4. Max follower count
Introduce a limit on how many accounts you can follow. I would argue even 1,000 is too high of a number but let's start there. You can follow up to 1,000 accounts of your choosing. Brands or public figures could be allowed to follow more, but there should be a limit there too.
To follow another account, you'd have to unfollow one if you'd already reached your limit.
5. Normalise muting over blocking
I get why people use the block function. I have a small number of followers so tend to avoid a lot of noise, but muting is as affective as far as I'm concerned. Muting should be the preferred method of defence. This is especially true when it comes to politicians, who could block their constituents. Of course, their constituents should be respectful in their interactions and if they are they then should not be locked out of a politicians sphere. Political figures should have provide a reason for blocking which gets reviewed and turned into a mute instead if the reason just isn't good enough.
Bonus: Hide the counters
Loren Brichter had a good suggestion, to hide all the counters behind analytics which could also be behind a paywall (Twitter Blue?).
I quite like this idea and maybe this is the one thing Instagram got right in recent years.
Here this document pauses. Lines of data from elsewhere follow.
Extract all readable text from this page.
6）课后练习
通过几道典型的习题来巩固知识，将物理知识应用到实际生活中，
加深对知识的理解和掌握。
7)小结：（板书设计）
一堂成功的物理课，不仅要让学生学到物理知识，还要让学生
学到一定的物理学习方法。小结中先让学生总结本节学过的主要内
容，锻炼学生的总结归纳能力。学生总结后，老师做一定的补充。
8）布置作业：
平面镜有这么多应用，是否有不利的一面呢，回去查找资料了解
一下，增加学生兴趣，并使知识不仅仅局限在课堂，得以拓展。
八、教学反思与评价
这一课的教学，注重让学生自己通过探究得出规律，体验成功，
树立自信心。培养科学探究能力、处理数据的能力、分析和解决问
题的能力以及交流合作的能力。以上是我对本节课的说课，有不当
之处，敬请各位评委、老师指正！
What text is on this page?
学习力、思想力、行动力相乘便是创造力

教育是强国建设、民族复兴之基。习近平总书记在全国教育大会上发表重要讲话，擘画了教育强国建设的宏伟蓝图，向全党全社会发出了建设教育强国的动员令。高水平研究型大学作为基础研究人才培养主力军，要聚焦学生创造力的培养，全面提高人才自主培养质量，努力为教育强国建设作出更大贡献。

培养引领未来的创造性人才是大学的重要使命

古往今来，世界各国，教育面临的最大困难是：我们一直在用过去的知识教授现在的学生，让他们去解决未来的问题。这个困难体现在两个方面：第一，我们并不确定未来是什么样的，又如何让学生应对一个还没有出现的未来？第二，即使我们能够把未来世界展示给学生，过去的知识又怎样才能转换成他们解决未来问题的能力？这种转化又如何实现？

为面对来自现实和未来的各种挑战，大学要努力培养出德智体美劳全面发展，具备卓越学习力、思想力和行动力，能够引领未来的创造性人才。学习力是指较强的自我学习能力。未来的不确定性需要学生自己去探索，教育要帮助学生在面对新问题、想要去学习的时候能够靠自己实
So Twitter are planning to turn the verification badge into a Twitter Blue badge and introduce a less obvious verified badge. That makes absolutely no sense to me and I feel like it's something that's pretty easy to solve:
No-one needs to know you're a Twitter Blue subscriber, your notability/verified status is much more important to the world than whether or not you could fork out $8 a month.
MKBHD had a pretty good to discussion about the topic on the Waveform podcast this past week.